I acknowledge that there are both inflationary and deflationary forces, and I believe they will probably offset each other, leading to inflation of about 3%.
In the last 20 years, we have experienced both deflation and inflation. Deflation, during the financial crisis; inflation, during COVID. What were the causes of both? I would say they were both psychological, and I will go on to say that the primary determination is psychology, not the money supply or anything else.
During the pandemic, we went a few trillion into debt and literally helicoptered cash all over people, and they started buying stuff on Amazon and stocks on Robinhood. Hard not to see the psychological impact of that inflation—everyone was stuck at home, and it was party time. Hard not to see the psychological impact of the financial crisis either. Prices started moving lower within hours of the Lehman bankruptcy. Again, that’s not economics; that’s psychology. People look at inflation ex-post and explain it away using economic arguments, but it has little to do with economics.

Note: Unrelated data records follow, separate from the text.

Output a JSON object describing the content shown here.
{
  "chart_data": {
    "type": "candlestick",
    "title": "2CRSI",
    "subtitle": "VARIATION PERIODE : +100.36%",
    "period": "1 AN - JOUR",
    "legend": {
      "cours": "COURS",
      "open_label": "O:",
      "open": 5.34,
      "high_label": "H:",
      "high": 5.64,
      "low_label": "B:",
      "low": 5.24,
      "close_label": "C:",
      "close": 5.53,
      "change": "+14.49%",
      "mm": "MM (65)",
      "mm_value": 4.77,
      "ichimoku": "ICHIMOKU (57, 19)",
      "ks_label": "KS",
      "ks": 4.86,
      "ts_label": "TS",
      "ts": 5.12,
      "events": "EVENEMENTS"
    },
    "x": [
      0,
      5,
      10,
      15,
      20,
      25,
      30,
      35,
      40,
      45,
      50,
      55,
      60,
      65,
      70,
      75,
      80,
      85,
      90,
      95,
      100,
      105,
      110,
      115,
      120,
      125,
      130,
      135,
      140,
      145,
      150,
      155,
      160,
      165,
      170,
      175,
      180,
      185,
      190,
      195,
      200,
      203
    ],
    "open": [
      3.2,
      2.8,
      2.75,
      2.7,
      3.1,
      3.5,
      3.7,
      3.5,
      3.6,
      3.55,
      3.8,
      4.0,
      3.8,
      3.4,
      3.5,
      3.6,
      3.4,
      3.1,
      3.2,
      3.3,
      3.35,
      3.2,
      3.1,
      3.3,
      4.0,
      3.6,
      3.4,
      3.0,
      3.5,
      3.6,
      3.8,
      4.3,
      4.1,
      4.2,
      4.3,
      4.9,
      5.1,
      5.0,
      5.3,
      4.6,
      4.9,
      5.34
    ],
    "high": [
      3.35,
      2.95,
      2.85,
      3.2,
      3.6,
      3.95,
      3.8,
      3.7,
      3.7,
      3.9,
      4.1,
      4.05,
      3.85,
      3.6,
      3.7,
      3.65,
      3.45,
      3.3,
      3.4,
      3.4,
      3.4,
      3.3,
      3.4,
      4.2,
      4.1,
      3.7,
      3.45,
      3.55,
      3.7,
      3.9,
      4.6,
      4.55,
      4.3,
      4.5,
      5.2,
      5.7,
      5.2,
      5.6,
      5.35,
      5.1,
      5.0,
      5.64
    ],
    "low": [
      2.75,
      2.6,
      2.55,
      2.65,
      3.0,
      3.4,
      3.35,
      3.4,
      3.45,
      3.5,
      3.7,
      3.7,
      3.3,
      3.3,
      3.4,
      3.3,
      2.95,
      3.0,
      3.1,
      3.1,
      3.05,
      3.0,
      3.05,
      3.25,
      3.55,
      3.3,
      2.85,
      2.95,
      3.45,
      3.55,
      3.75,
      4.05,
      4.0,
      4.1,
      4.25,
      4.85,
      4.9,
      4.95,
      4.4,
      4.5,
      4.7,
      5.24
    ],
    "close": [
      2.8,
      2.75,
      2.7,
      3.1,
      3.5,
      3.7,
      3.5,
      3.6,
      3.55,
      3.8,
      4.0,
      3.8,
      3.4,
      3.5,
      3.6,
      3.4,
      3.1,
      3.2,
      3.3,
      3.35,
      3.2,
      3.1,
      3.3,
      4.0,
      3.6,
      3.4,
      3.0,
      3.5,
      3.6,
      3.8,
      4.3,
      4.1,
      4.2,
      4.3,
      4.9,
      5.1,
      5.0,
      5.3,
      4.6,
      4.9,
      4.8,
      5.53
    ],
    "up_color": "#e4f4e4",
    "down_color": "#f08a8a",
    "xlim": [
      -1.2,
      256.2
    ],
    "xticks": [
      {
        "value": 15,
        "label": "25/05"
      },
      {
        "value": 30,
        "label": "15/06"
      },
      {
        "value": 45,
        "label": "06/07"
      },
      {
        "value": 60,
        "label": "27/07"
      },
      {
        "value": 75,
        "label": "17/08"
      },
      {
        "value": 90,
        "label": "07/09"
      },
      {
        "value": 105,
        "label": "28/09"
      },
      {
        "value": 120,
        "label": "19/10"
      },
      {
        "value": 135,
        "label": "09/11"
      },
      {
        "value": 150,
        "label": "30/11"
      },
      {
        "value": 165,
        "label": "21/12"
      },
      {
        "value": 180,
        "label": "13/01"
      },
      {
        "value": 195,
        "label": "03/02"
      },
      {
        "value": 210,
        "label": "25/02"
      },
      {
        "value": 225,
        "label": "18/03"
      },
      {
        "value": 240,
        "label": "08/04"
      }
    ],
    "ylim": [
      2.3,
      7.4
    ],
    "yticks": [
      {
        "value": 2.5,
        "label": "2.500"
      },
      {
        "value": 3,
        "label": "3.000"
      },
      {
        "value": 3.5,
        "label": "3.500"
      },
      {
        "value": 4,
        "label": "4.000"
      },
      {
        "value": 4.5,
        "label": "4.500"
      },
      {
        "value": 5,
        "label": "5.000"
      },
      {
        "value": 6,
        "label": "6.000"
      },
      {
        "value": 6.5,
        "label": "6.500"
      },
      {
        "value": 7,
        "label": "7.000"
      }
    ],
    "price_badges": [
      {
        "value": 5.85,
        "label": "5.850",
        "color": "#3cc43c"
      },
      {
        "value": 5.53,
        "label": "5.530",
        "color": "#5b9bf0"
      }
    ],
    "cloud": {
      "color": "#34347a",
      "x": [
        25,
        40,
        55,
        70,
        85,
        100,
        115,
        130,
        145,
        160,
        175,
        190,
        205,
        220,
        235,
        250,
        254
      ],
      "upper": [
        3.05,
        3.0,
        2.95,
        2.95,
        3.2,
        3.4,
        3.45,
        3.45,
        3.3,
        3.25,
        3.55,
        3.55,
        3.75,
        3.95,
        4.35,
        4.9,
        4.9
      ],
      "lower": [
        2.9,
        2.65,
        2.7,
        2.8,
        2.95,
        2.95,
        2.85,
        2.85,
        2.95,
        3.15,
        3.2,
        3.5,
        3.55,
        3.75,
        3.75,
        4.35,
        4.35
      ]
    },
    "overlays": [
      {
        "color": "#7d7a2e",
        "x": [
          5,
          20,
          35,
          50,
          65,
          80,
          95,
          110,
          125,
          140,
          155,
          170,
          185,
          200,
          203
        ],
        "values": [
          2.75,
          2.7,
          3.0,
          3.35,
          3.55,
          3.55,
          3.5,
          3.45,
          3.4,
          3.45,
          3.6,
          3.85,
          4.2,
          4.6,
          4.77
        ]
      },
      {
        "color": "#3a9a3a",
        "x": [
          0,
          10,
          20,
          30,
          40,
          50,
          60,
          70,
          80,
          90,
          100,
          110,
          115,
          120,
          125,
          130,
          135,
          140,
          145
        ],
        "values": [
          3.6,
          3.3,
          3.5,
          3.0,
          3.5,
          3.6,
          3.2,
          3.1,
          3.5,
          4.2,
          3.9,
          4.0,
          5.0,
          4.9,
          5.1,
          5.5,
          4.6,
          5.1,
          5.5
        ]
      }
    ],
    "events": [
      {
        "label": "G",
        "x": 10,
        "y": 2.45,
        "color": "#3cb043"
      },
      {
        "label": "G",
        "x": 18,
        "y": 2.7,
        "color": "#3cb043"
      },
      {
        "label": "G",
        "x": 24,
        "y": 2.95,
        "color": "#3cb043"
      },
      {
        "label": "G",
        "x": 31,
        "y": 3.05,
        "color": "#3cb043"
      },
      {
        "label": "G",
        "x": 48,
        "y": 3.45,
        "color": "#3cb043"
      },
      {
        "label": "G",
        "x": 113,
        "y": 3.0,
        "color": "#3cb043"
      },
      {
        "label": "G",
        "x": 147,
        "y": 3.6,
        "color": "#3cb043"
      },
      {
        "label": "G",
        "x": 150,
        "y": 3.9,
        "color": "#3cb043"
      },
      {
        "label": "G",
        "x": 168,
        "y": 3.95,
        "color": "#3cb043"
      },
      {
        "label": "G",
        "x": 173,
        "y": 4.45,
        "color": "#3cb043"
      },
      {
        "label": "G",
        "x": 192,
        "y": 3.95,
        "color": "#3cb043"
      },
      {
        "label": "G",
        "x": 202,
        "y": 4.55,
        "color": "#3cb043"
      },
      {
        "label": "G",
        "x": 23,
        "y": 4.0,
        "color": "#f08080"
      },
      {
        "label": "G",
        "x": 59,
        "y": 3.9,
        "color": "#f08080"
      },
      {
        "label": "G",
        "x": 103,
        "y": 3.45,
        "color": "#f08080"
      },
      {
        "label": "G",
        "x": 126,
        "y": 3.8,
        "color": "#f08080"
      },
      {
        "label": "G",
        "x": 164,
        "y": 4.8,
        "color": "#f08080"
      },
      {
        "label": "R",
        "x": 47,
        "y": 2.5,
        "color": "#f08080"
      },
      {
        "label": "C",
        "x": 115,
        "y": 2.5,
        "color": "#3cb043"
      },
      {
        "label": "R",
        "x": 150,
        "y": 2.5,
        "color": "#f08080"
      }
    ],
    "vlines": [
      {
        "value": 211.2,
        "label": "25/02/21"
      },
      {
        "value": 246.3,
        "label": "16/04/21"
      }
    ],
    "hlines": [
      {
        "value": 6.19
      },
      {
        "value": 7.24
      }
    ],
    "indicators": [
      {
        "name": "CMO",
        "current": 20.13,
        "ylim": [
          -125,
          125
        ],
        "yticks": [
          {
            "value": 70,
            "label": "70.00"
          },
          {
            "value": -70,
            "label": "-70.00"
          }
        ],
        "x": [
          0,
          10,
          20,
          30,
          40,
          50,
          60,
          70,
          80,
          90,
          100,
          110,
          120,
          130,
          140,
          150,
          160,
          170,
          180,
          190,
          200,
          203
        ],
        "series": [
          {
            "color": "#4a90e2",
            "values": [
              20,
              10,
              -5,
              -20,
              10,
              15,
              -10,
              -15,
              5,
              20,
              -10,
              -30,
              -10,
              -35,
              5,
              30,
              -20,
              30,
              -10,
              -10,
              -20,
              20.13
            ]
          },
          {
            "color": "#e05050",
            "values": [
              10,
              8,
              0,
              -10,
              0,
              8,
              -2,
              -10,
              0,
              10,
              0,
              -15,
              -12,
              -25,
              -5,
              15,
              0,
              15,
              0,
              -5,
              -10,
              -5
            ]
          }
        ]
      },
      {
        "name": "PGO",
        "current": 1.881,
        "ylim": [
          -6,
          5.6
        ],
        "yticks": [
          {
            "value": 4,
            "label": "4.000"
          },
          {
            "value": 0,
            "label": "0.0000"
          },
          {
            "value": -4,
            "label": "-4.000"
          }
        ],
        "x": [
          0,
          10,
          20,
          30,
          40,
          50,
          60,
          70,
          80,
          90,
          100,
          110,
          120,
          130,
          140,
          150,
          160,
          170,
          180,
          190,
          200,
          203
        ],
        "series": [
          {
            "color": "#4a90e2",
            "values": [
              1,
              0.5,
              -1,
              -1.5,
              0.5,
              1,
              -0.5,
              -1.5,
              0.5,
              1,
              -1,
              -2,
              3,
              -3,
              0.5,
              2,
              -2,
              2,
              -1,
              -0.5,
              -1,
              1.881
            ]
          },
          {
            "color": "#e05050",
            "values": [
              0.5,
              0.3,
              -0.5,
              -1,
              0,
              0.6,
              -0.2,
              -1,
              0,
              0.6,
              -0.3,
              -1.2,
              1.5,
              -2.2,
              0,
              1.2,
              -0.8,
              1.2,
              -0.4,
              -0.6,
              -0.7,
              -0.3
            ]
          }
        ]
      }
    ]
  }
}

Can You Predict Inflation?
Well, can you predict psychology?
If President Trump craps on the Fed and tries to remove governors, it’s not so much about the economic impact of those actions. It’s about the psychological impact of those actions—everyone knows that it will result in inflation in the future. I mean, gold is up a lot in the last few weeks, and who knows what it is pricing in—but the actions against the Fed are probably playing a role. If Congress passes the Big Beautiful Bill with its embedded deficits, it’s not so much about the actual deficits, which will take years to play out, and the economic impact of those deficits, but the psychological impact of that bill being passed. Again, gold is up a lot.
I am a trader, and I spend a lot of time thinking about psychology, and it is everywhere you look. See what happened to Oracle a few days ago—a few statements about future AI demand sent the stock up 40%. The economic impact of the next 10 years is discounted in a matter of seconds. The same is true of economics. The same is true of everything. Things get “priced in” instantaneously and contribute to our expectations about the future.
Everything is psychological.
What Are You Going to Do About It?
If everything is psychological, what are you going to do about it?
You might be thinking about buying Nvidia stock, and you might have done some fundamental research on how many chips they are going to sell in the next five years. You think your research is accurate and you are ready to trade on it. A few points:
This is not a terribly original idea.
Five years is a long time.
All it takes is for the second derivative of sales to turn lower, and the stock will reprice.
And all it really takes is a single comment out of management that business has slowed to turn your thesis into worm trash.
I literally just got this email from a Daily Dirtnap subscriber about some comments I made on Oracle, and The Economist’s latest magazine cover on AI:
Regarding the Oracle announcement and The Economist cover, it reminded me right away of Lucent in the late ’90s: huge forecasts, massive buildout, and then a quick collapse when demand didn’t show up fast enough. Feels like we could be seeing a similar setup with AI data centers.
But I can assure you that “demand not showing up fast enough” is a psychological phenomenon rather than an economic one, just as the AI bubble is also a psychological phenomenon. If you figure out when sentiment peaks, there is money to be made. Conversely, if you can figure out when sentiment troughs, there is money to be made.
You generally want to short things when people are the happiest. You want to buy things when people are the saddest. You can get an indication of both from the popular press, as it tends to show up on the scene when people are really happy or really sad—because that’s what’s news. The press does not write about boring things. It writes about the extremes. That’s why magazine covers work.
One more piece of trading advice: Nothing goes up (or down) in a straight line. Nvidia itself has had multiple 50–75% drawdowns along the way. As has Netflix, as have a lot of other stocks.
I am going to say the dumbest thing in the world, but the technical analysis people say it all the time: You want to own the stocks that are going up, not the ones that are going down. I personally like to buy the stocks that are scudding along the lows, forming a long base, that people have forgotten about, which is the point of Heartland Investor, which I wholeheartedly endorse.